Moments In Sound is glad to have Matt Bryant provide a guest album review for Wovenwar’s new album.
Hey everyone! I’m Matt Bryant and I play guitar in a band from Atlanta called POYNTE. We are currently writing our new album, so I was looking for a small break from that, and I was asked if I’d be interested in doing an album review. I’m always hesitant to do so, because as an artist, I don’t really like album reviews. Art is subjective. Right? So who am I to judge?
But I digress, it’s a fun way to hear what is fresh and new, as well as to help me take a break from the intensity of writing. Then, I found out my assignment. You see, I’m actually a fan of Wovenwar, so after that, all my reservations went out the window and that’s the journey of how we reached this point in time together.
Wovenwar is a band that I’ve watched grow and they are a band that personally inspires me. Their riffs are not only well-written, but there’s also a groove about them.

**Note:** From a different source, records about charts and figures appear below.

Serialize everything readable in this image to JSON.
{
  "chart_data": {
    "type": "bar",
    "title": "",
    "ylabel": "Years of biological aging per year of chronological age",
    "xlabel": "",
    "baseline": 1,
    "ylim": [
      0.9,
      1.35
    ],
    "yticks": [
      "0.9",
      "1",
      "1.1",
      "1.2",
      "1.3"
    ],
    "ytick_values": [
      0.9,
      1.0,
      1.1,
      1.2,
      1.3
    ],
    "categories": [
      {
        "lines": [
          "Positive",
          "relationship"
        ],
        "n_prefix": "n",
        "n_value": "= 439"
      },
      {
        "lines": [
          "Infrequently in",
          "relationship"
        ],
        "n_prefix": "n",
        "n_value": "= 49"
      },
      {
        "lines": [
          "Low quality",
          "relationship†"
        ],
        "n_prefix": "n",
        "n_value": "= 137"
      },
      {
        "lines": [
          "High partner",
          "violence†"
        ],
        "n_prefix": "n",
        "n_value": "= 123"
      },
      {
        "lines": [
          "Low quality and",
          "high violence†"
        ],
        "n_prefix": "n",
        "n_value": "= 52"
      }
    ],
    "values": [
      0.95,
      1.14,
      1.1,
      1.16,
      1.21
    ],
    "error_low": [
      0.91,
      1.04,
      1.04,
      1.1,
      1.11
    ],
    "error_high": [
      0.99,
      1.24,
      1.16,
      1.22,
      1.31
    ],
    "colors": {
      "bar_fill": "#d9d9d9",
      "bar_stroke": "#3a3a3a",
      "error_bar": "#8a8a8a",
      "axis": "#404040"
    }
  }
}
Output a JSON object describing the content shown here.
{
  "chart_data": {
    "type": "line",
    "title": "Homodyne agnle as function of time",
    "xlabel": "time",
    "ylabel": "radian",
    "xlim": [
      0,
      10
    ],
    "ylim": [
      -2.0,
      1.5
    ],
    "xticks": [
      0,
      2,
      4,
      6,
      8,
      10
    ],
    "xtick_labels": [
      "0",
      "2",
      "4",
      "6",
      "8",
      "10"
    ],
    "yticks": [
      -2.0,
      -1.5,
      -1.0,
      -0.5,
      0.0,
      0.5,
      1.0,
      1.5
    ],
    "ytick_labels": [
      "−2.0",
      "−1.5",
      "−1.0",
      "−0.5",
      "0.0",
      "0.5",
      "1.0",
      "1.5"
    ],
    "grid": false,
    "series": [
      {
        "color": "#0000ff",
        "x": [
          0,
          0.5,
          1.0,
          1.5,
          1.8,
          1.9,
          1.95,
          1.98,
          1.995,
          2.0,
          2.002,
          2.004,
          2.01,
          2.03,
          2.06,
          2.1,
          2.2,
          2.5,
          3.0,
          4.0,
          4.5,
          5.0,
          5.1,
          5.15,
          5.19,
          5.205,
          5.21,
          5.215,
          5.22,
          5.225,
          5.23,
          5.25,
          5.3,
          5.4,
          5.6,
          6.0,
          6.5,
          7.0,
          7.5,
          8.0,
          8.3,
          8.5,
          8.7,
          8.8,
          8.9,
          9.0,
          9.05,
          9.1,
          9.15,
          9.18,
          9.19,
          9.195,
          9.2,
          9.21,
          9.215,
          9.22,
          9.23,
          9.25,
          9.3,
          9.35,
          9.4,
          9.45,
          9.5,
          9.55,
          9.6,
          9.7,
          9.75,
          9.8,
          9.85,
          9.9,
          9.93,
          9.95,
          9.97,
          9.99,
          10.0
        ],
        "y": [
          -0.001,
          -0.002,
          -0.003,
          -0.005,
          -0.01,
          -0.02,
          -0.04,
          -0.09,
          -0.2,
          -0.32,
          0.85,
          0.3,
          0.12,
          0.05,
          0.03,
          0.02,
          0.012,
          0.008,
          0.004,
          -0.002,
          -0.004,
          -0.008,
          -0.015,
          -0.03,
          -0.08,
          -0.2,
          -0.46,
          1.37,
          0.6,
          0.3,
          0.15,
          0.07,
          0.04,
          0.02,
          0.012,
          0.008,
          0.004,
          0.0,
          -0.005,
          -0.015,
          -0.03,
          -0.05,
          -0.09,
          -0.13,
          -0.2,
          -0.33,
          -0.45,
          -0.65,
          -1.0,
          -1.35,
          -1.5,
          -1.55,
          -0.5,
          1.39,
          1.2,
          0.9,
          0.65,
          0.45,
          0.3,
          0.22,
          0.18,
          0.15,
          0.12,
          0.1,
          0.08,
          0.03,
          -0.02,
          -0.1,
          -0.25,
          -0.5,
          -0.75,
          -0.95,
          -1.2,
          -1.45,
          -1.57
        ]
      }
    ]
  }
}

It’s hard to pinpoint exactly what I mean, but when a band has it, they have it. I guess the most obvious groove oriented band would be Rage Against the Machine. Now don’t get me wrong here, these bands are really nothing alike musically, but they do have that aspect that moves people. That, in my humble opinion, is the most powerful aspect of music. It’s also one of the most elusive aspects.
Honor Is Dead is the name of the newest release from Wovenwar. It’s aptly titled for the current world we live in and the lyrical content is certainly not afraid to touch upon many topics that many see as taboo. I’m not here to delve that deep into this album, though. Lyrics are something that I take great pride in and I always try to leave those open to interpretation, so I will respectfully do the same here.
There are several tracks that you will undoubtedly love if you’re a Wovenwar fan. Specifically, you’ll really enjoy Confession, Censorship, Lines In the Sand, World On Fire, Stones Thrown and Bloodletter.
Those songs are not merely “more of the same” from a band that has established their identity. These are songs that raise the musical bar higher than it’s ever been for any of these musicians and their other projects, and I don’t say that lightly.
For instance, Censorship is a track that brings an intensity that few bands can ever even begin to approach. The riffs are brutal, the drums are absolutely exhilarating and the message delivered is an intelligent, relevant hook that these guys will have in their set for years to come.
My personal favorite track is Line In the Sand. From my standpoint, this song is where I personally see heavy music heading. There is a tremendous groove to the riff that immediately sets the tone for the face-melting set before you. Then musically, the verses drop out, carried by some mesmerizing guitar work which allow some beautiful clean vocals to tell the tale. Those lead to a quick pre-chorus that transitions into a melody that is not only memorable, it’s downright captivating. There’s the occasional scream as an accent, but the real treat for me are those harmonies, especially coming out of the solo/bridge. I know that I’ve written a book about this song so far, but as a songwriter I have to say, this track is absolutely incredible.
One of the more subdued tracks on the album is Compass. This track is one that blows my mind. A band that has the technical abilities that Wovenwar has, usually just flaunt and flex their muscles, relying solely on those abilities to carry an album. Here, they take a moment and allow vocalist Shane Blay to deliver haunting vocals over an electronic-riddled atmospheric track that not only breaks up the brutal onslaught, it becomes a centerpiece and a track that shines an entirely different spotlight on this incredible band. One which is shone similarly on the track Silhouette. Another incredibly inspiring track. Its beauty lies within its simplicity, which allows the room needed for such a great melody to shine.
One last track that I want to discuss is Bloodletter. This style of song is exactly what drew me to Wovenwar to begin with. If you were a fan of their last album, or musically of As I Lay Dying, this track is right up your alley. The guitar tones are probably my favorite on the album.
What Wovenwar has created with Honor Is Dead is nothing short of incredible. We all know the technical abilities have always been there, but for me, this album is fresh. It’s relevant and inspiring, not only as a musician, but as a human. Also, just because, if you want to hear those aforementioned technical abilities, jump ahead to the last track on the album, 130. I suggest wearing a helmet and if you play guitar, plan on wanting to give up. Haha!
Buy this album. Support live music. Love one another. Peace out!